Through September, the trade deficit totaled $270.2 billion this year, up from $188.7 billion during the first nine months of 1999, according to the Commerce Department. The September deficit puts the annual shortfall on track to reach a record $360 billion, compared with the previous high of $265 billion in 1999.
Just last week, a congressional commission charged with studying the enormous U.S. trade deficit concluded that "the gap between what America sells abroad and what it imports from other nations has grown too large, from about $30 billion in 1991 to an estimated $450 billion this year, posing a risk to the record-setting economic expansion and the strength of the dollar." The problem is, nobody on the commission could agree on what to do about it.
Today's release underscores that the problem will not just go away, and the widening trade gap will lead to disaster for the economy.

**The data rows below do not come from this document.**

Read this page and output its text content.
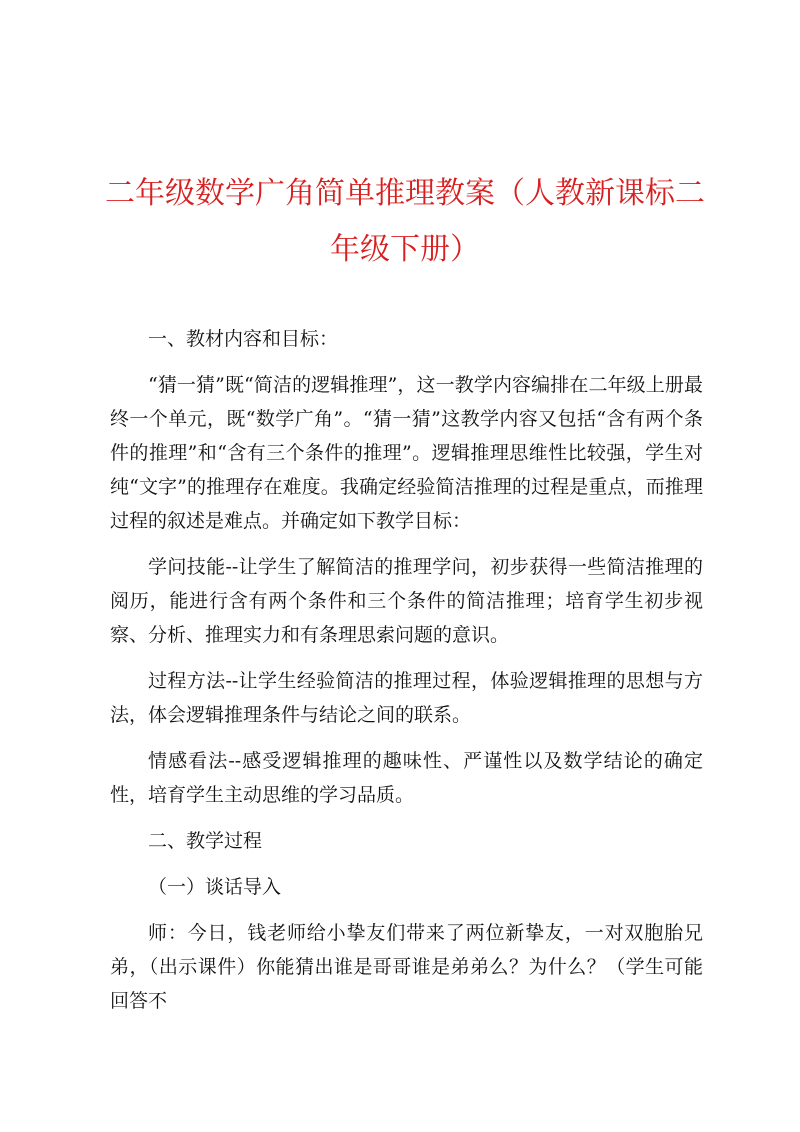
二年级数学广角简单推理教案（人教新课标二年级下册）

一、教材内容和目标：

“猜一猜”既“简洁的逻辑推理”，这一教学内容编排在二年级上册最终一个单元，既“数学广角”。“猜一猜”这教学内容又包括“含有两个条件的推理”和“含有三个条件的推理”。逻辑推理思维性比较强，学生对纯“文字”的推理存在难度。我确定经验简洁推理的过程是重点，而推理过程的叙述是难点。并确定如下教学目标：

学问技能--让学生了解简洁的推理学问，初步获得一些简洁推理的阅历，能进行含有两个条件和三个条件的简洁推理；培育学生初步视察、分析、推理实力和有条理思索问题的意识。

过程方法--让学生经验简洁的推理过程，体验逻辑推理的思想与方法，体会逻辑推理条件与结论之间的联系。

情感看法--感受逻辑推理的趣味性、严谨性以及数学结论的确定性，培育学生主动思维的学习品质。

二、教学过程

（一）谈话导入

师：今日，钱老师给小挚友们带来了两位新挚友，一对双胞胎兄弟，（出示课件）你能猜出谁是哥哥谁是弟弟么？为什么？（学生可能回答不
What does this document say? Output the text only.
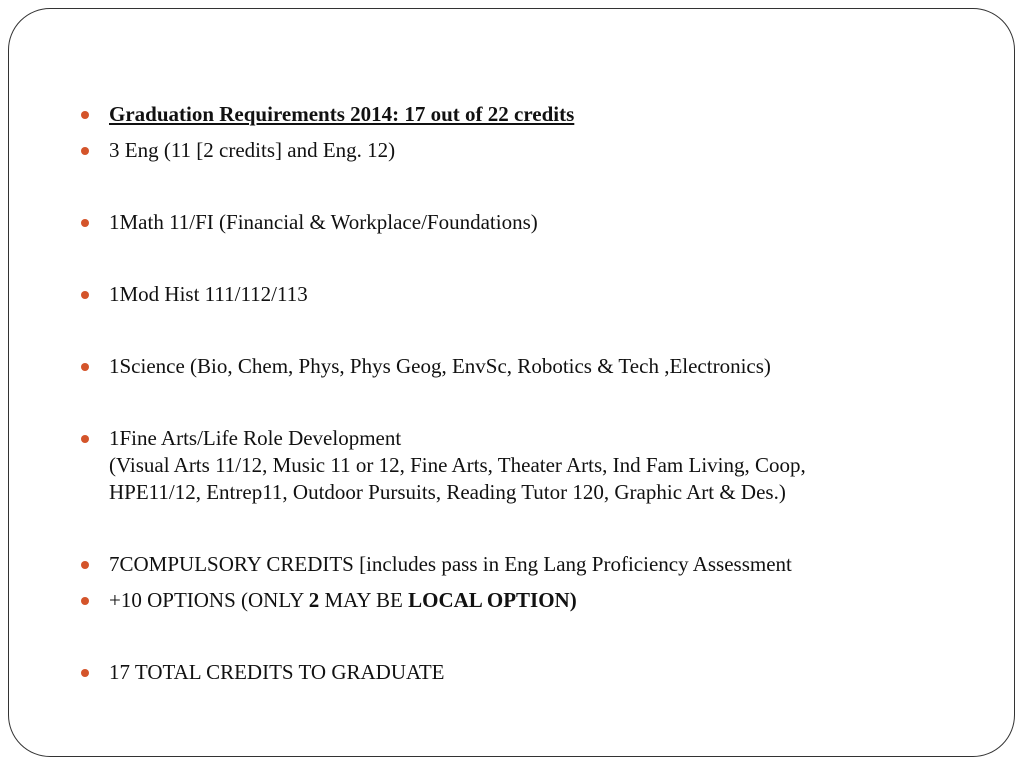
Graduation Requirements 2014: 17 out of 22 credits
3 Eng (11 [2 credits] and Eng. 12)
1Math 11/FI (Financial & Workplace/Foundations)
1Mod Hist 111/112/113
1Science (Bio, Chem, Phys, Phys Geog, EnvSc, Robotics & Tech ,Electronics)
1Fine Arts/Life Role Development
(Visual Arts 11/12, Music 11 or 12, Fine Arts, Theater Arts, Ind Fam Living, Coop,
HPE11/12, Entrep11, Outdoor Pursuits, Reading Tutor 120, Graphic Art & Des.)
7COMPULSORY CREDITS [includes pass in Eng Lang Proficiency Assessment
+10 OPTIONS (ONLY 2 MAY BE LOCAL OPTION)
17 TOTAL CREDITS TO GRADUATE
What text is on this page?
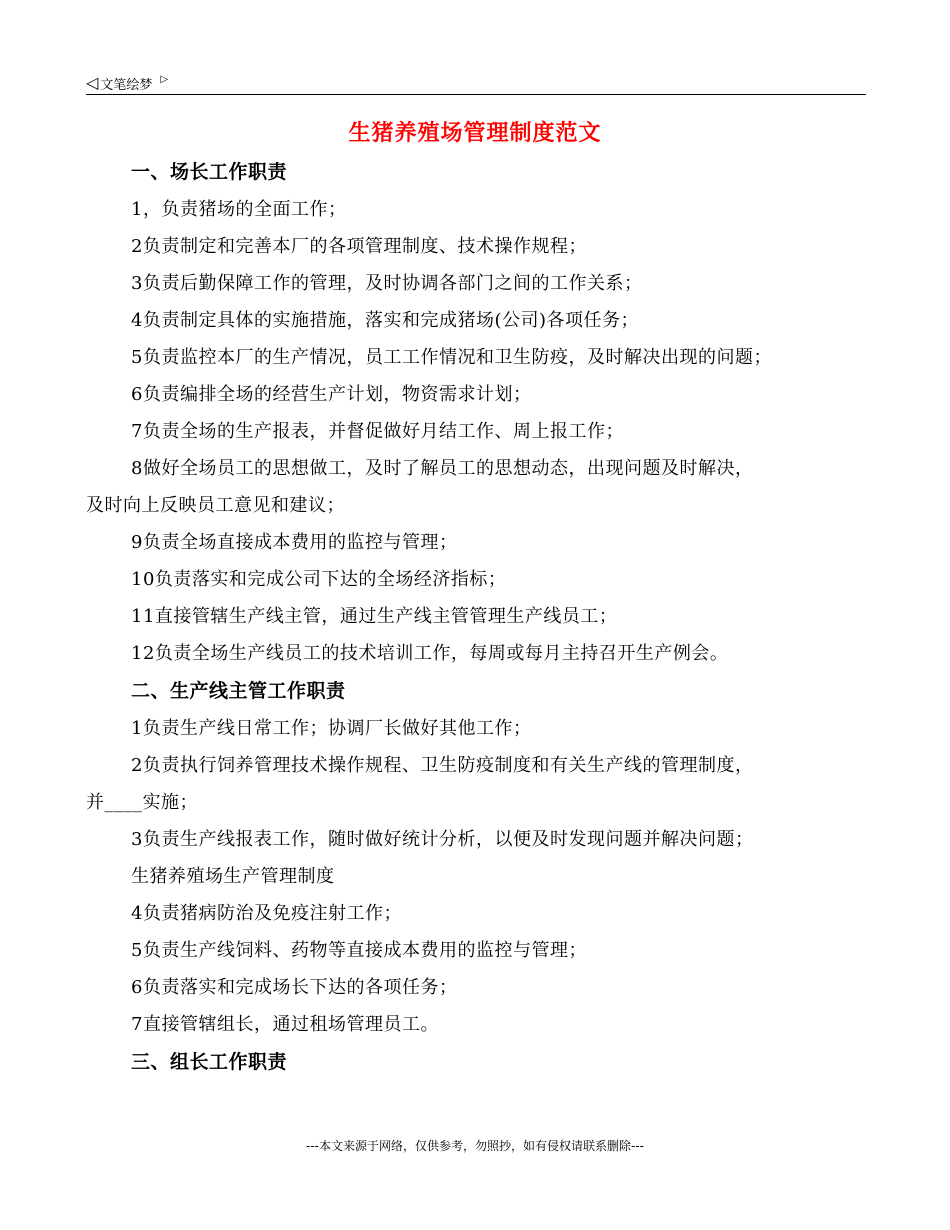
◁ 文笔绘梦 ▷
生猪养殖场管理制度范文
一、场长工作职责
1，负责猪场的全面工作；
2负责制定和完善本厂的各项管理制度、技术操作规程；
3负责后勤保障工作的管理，及时协调各部门之间的工作关系；
4负责制定具体的实施措施，落实和完成猪场(公司)各项任务；
5负责监控本厂的生产情况，员工工作情况和卫生防疫，及时解决出现的问题；
6负责编排全场的经营生产计划，物资需求计划；
7负责全场的生产报表，并督促做好月结工作、周上报工作；
8做好全场员工的思想做工，及时了解员工的思想动态，出现问题及时解决，
及时向上反映员工意见和建议；
9负责全场直接成本费用的监控与管理；
10负责落实和完成公司下达的全场经济指标；
11直接管辖生产线主管，通过生产线主管管理生产线员工；
12负责全场生产线员工的技术培训工作，每周或每月主持召开生产例会。
二、生产线主管工作职责
1负责生产线日常工作；协调厂长做好其他工作；
2负责执行饲养管理技术操作规程、卫生防疫制度和有关生产线的管理制度，
并____实施；
3负责生产线报表工作，随时做好统计分析，以便及时发现问题并解决问题；
生猪养殖场生产管理制度
4负责猪病防治及免疫注射工作；
5负责生产线饲料、药物等直接成本费用的监控与管理；
6负责落实和完成场长下达的各项任务；
7直接管辖组长，通过租场管理员工。
三、组长工作职责
---本文来源于网络，仅供参考，勿照抄，如有侵权请联系删除---
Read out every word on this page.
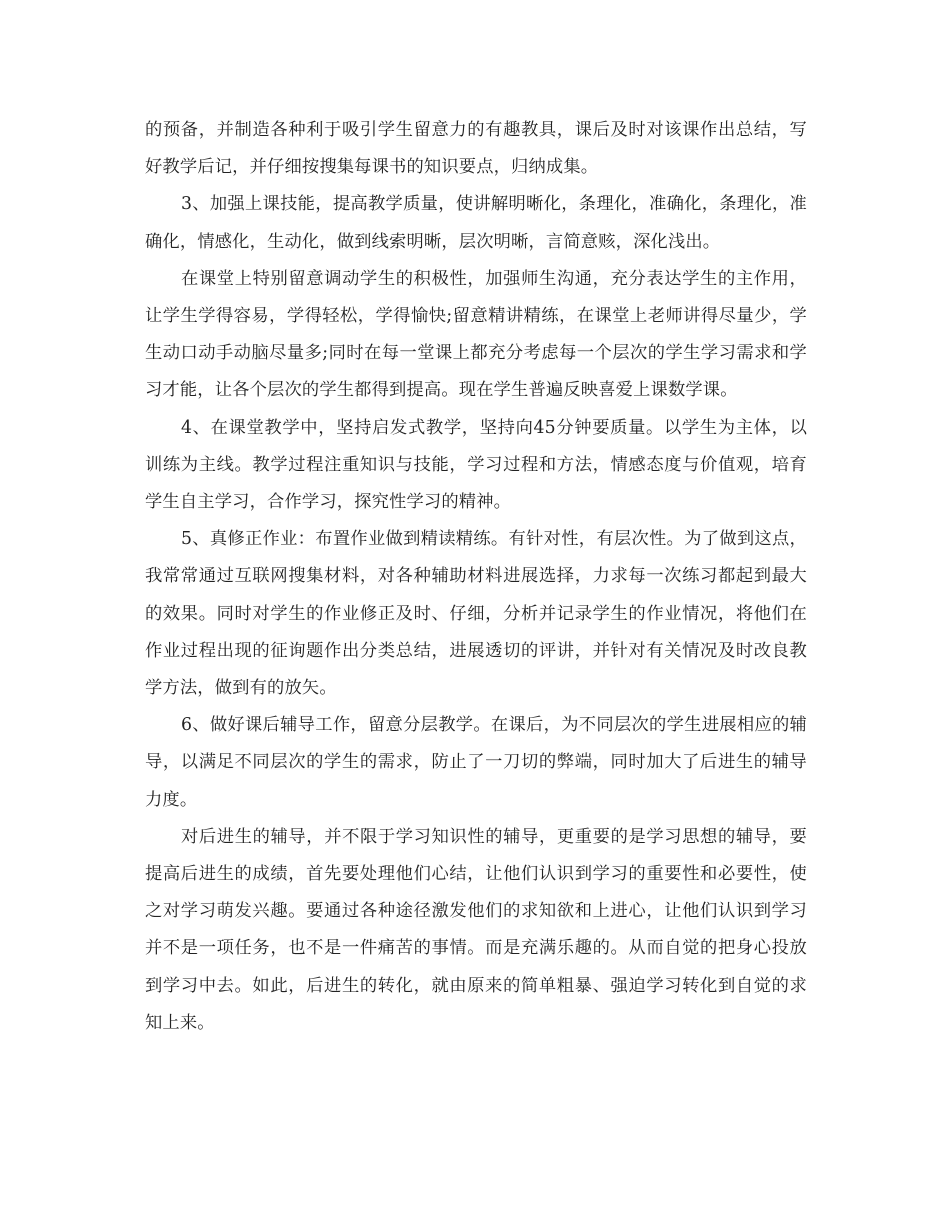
的预备，并制造各种利于吸引学生留意力的有趣教具，课后及时对该课作出总结，写好教学后记，并仔细按搜集每课书的知识要点，归纳成集。

3、加强上课技能，提高教学质量，使讲解明晰化，条理化，准确化，条理化，准确化，情感化，生动化，做到线索明晰，层次明晰，言简意赅，深化浅出。

在课堂上特别留意调动学生的积极性，加强师生沟通，充分表达学生的主作用，让学生学得容易，学得轻松，学得愉快;留意精讲精练，在课堂上老师讲得尽量少，学生动口动手动脑尽量多;同时在每一堂课上都充分考虑每一个层次的学生学习需求和学习才能，让各个层次的学生都得到提高。现在学生普遍反映喜爱上课数学课。

4、在课堂教学中，坚持启发式教学，坚持向45分钟要质量。以学生为主体，以训练为主线。教学过程注重知识与技能，学习过程和方法，情感态度与价值观，培育学生自主学习，合作学习，探究性学习的精神。

5、真修正作业：布置作业做到精读精练。有针对性，有层次性。为了做到这点，我常常通过互联网搜集材料，对各种辅助材料进展选择，力求每一次练习都起到最大的效果。同时对学生的作业修正及时、仔细，分析并记录学生的作业情况，将他们在作业过程出现的征询题作出分类总结，进展透切的评讲，并针对有关情况及时改良教学方法，做到有的放矢。

6、做好课后辅导工作，留意分层教学。在课后，为不同层次的学生进展相应的辅导，以满足不同层次的学生的需求，防止了一刀切的弊端，同时加大了后进生的辅导力度。

对后进生的辅导，并不限于学习知识性的辅导，更重要的是学习思想的辅导，要提高后进生的成绩，首先要处理他们心结，让他们认识到学习的重要性和必要性，使之对学习萌发兴趣。要通过各种途径激发他们的求知欲和上进心，让他们认识到学习并不是一项任务，也不是一件痛苦的事情。而是充满乐趣的。从而自觉的把身心投放到学习中去。如此，后进生的转化，就由原来的简单粗暴、强迫学习转化到自觉的求知上来。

U.S. profit margins are suffering because cheap imports restrain U.S. companies from raising prices. And we've seen first hand how weak profits and lousy earnings are wreaking havoc on company stocks. At the same time, the ever-rising price of fuel imports means that inflation will only increase. This could lead to stagflation - a general slowing in the economy marked by weak company earnings and lay-offs coupled with higher inflation, in this case, due to high fuel and commodity prices.
Wall Street may choose to ignore the growing trade deficit for today, but the impact on the U.S. economy is inevitable - especially when the government is busy bickering over partisan politics to agree on a solution.